La découverte de l'éloquence ouvrira la voie de Karelle vers un avenir dans le théâtre où elle découvrira que certains rôles sont réservés aux blancs alors qu'elle voulait prétendre à tous les rôles oubliant la couleur de sa peau. Sur scène elle pourra déclamer "Je suis Karelle Dia au souffle aussi fort que la guerre de mon pays, je suis un roc, la scène est ma patrie."
Céline Lapertot se met dans la tête de Gisèle et de Karelle. Gisèle pour qui le plus important est de préserver sa dignité, de se fondre dans ce pays qui est devenu le sien et surtout de travailler, Karelle pour qui le respect de son corps est une priorité et qui ne veut pas laisser la pauvreté prendre possession de son corps. Céline Lapertot trouve les mots pour décrire de façon très réaliste les hôtels, leur crasse, les odeurs mais aussi les sentiments de Karelle qui oscillent entre rage, dégoût, humiliation et honte. Elle dénonce avec une colère à peine rentrée les conditions d'accueil des migrants en France, pays des Lumières, pays des droits de l'Homme et du Citoyen et met également en lumière une communauté forte et solidaire.
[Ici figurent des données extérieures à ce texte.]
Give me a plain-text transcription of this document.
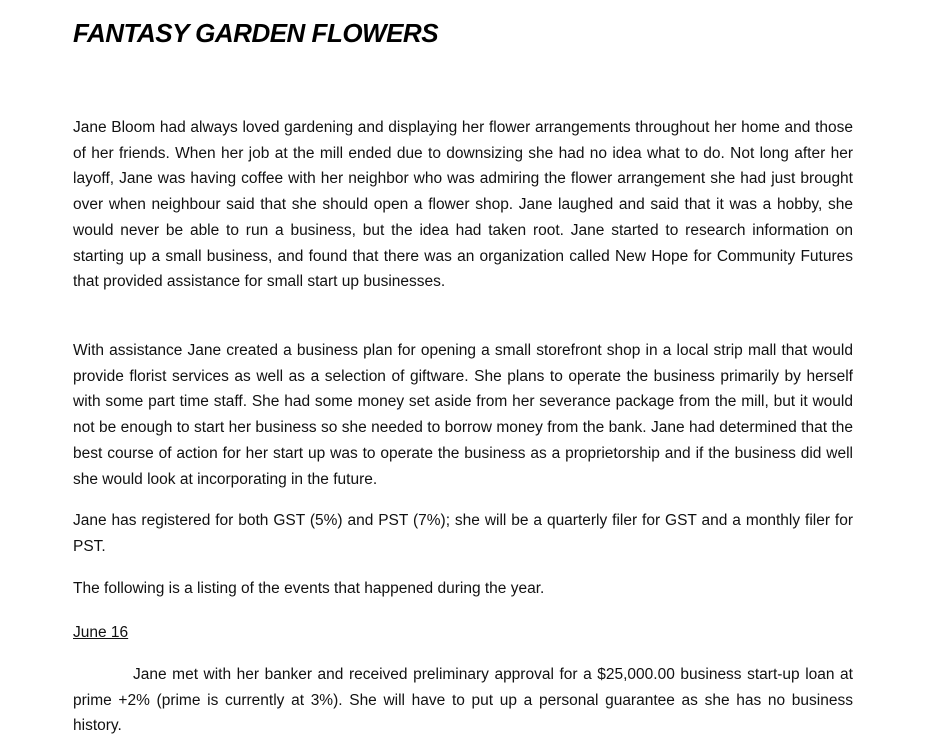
FANTASY GARDEN FLOWERS

Jane Bloom had always loved gardening and displaying her flower arrangements throughout her home and those of her friends. When her job at the mill ended due to downsizing she had no idea what to do. Not long after her layoff, Jane was having coffee with her neighbor who was admiring the flower arrangement she had just brought over when neighbour said that she should open a flower shop. Jane laughed and said that it was a hobby, she would never be able to run a business, but the idea had taken root. Jane started to research information on starting up a small business, and found that there was an organization called New Hope for Community Futures that provided assistance for small start up businesses.

With assistance Jane created a business plan for opening a small storefront shop in a local strip mall that would provide florist services as well as a selection of giftware. She plans to operate the business primarily by herself with some part time staff. She had some money set aside from her severance package from the mill, but it would not be enough to start her business so she needed to borrow money from the bank. Jane had determined that the best course of action for her start up was to operate the business as a proprietorship and if the business did well she would look at incorporating in the future.

Jane has registered for both GST (5%) and PST (7%); she will be a quarterly filer for GST and a monthly filer for PST.

The following is a listing of the events that happened during the year.

June 16

Jane met with her banker and received preliminary approval for a $25,000.00 business start-up loan at prime +2% (prime is currently at 3%). She will have to put up a personal guarantee as she has no business history.
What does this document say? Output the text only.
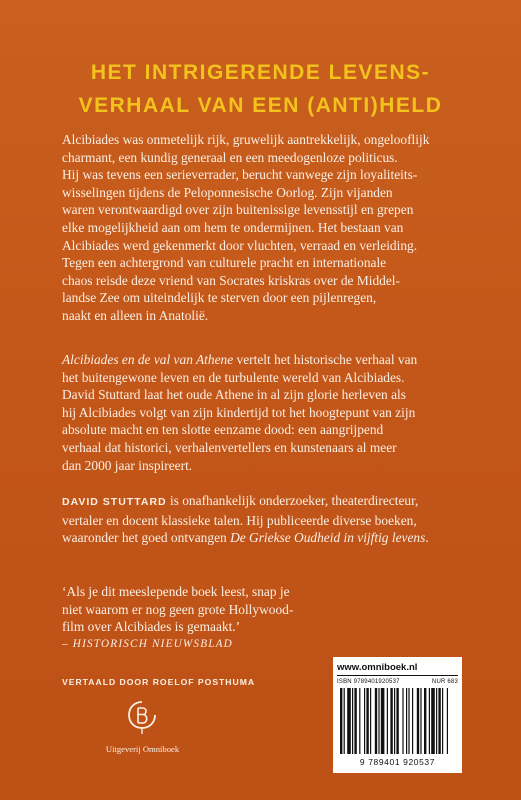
HET INTRIGERENDE LEVENS-
VERHAAL VAN EEN (ANTI)HELD
Alcibiades was onmetelijk rijk, gruwelijk aantrekkelijk, ongelooflijk
charmant, een kundig generaal en een meedogenloze politicus.
Hij was tevens een serieverrader, berucht vanwege zijn loyaliteits-
wisselingen tijdens de Peloponnesische Oorlog. Zijn vijanden
waren verontwaardigd over zijn buitenissige levensstijl en grepen
elke mogelijkheid aan om hem te ondermijnen. Het bestaan van
Alcibiades werd gekenmerkt door vluchten, verraad en verleiding.
Tegen een achtergrond van culturele pracht en internationale
chaos reisde deze vriend van Socrates kriskras over de Middel-
landse Zee om uiteindelijk te sterven door een pijlenregen,
naakt en alleen in Anatolië.
Alcibiades en de val van Athene vertelt het historische verhaal van
het buitengewone leven en de turbulente wereld van Alcibiades.
David Stuttard laat het oude Athene in al zijn glorie herleven als
hij Alcibiades volgt van zijn kindertijd tot het hoogtepunt van zijn
absolute macht en ten slotte eenzame dood: een aangrijpend
verhaal dat historici, verhalenvertellers en kunstenaars al meer
dan 2000 jaar inspireert.
DAVID STUTTARD is onafhankelijk onderzoeker, theaterdirecteur,
vertaler en docent klassieke talen. Hij publiceerde diverse boeken,
waaronder het goed ontvangen De Griekse Oudheid in vijftig levens.
‘Als je dit meeslepende boek leest, snap je
niet waarom er nog geen grote Hollywood-
film over Alcibiades is gemaakt.’
– HISTORISCH NIEUWSBLAD
VERTAALD DOOR ROELOF POSTHUMA
Uitgeverij Omniboek
www.omniboek.nl
ISBN 9789401920537	NUR 683
9 789401 920537
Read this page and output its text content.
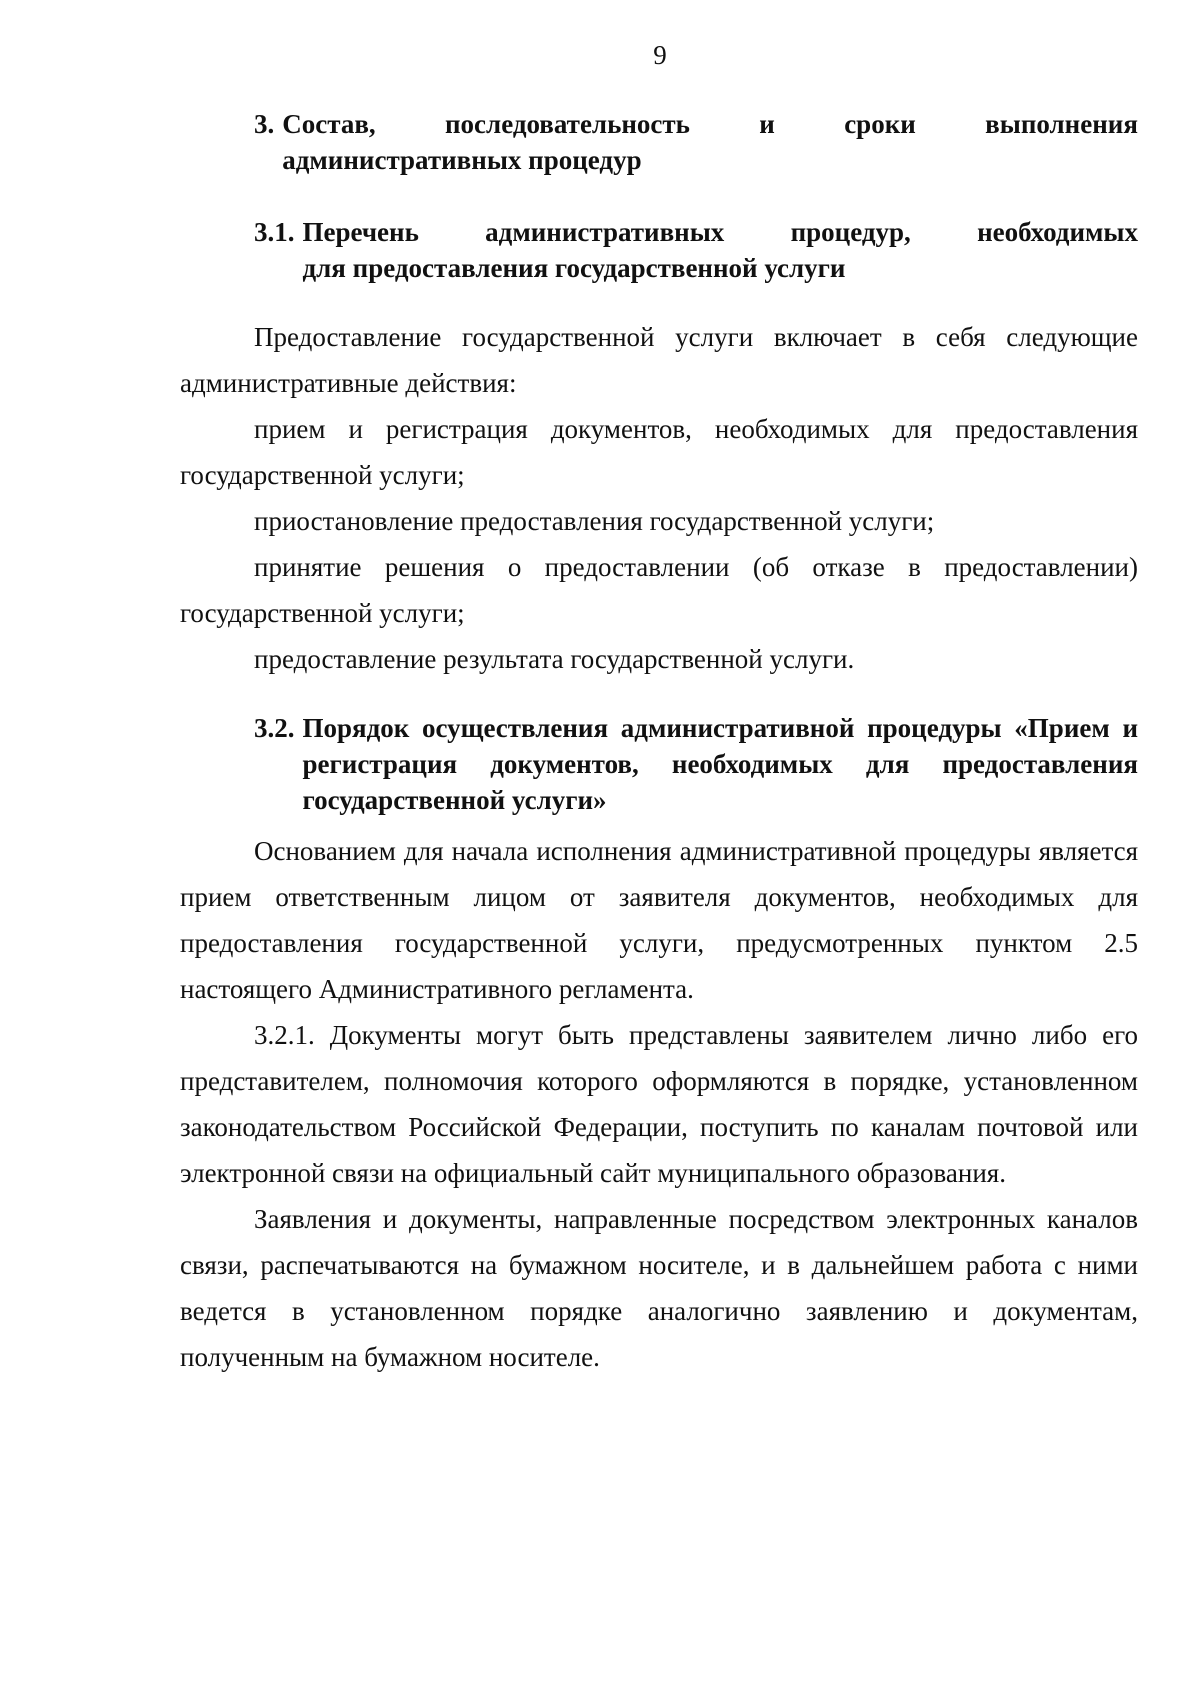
9
3. Состав,	последовательность	и	сроки	выполнения
административных процедур
3.1. Перечень административных процедур, необходимых
для предоставления государственной услуги

Предоставление государственной услуги включает в себя следующие административные действия:

прием и регистрация документов, необходимых для предоставления государственной услуги;

приостановление предоставления государственной услуги;

принятие решения о предоставлении (об отказе в предоставлении) государственной услуги;

предоставление результата государственной услуги.

3.2. Порядок осуществления административной процедуры «Прием и регистрация документов, необходимых для предоставления государственной услуги»

Основанием для начала исполнения административной процедуры является прием ответственным лицом от заявителя документов, необходимых для предоставления государственной услуги, предусмотренных пунктом 2.5 настоящего Административного регламента.

3.2.1. Документы могут быть представлены заявителем лично либо его представителем, полномочия которого оформляются в порядке, установленном законодательством Российской Федерации, поступить по каналам почтовой или электронной связи на официальный сайт муниципального образования.

Заявления и документы, направленные посредством электронных каналов связи, распечатываются на бумажном носителе, и в дальнейшем работа с ними ведется в установленном порядке аналогично заявлению и документам, полученным на бумажном носителе.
Karelle éprouve de la reconnaissance et un amour démesuré pour sa nouvelle Patrie. Brillante à l'école, elle choisit la lutte et "d'être absente à ce monde tant que ce monde durera". La découverte de l'éloquence, de l'art de bien parler, d'argumenter et sa participation à un concours d'éloquence à l'âge de quinze ans vont être le point de départ d'une vie au théâtre où elle pourra utiliser les mots comme une arme, dans un lieu où des femmes comme Phèdre l'aideront à atteindre la lumière.
Tout le roman est traversé par la dignité "gravée dans la chair", par la vitalité, la ténacité de Karelle, la lumière qui émane d'elle et l'amour qui continue à unir ses parents pendant des années malgré la séparation. Après des chapitres très durs sur les conditions d'accueil des migrants, Céline Lapertot nous offre de magnifiques passages sur l'éloquence et sur le théâtre.
En fin de récit, le roman prend une autre dimension lorsque nous découvrons que le personnage de Karelle est inspiré de Marlaine, une jeune fille que l'auteure a suivi dans son parcours, que les phrases en italique dans le roman sont extraites du discours "Prouver la supériorité de l'homme sur la femme" prononcé par Marlaine en demi-finale d'un concours d'éloquence en 2018. Marlaine, une jeune fille dont la ténacité et l'obstination forcent l'admiration, une jeune fille qui n'a de cesse de revendiquer le fait qu'elle est africaine. On se dit que Céline Lapertot a eu de la chance de rencontrer une telle personne qui elle-même a eu la chance de voir son histoire romancée par une telle auteure.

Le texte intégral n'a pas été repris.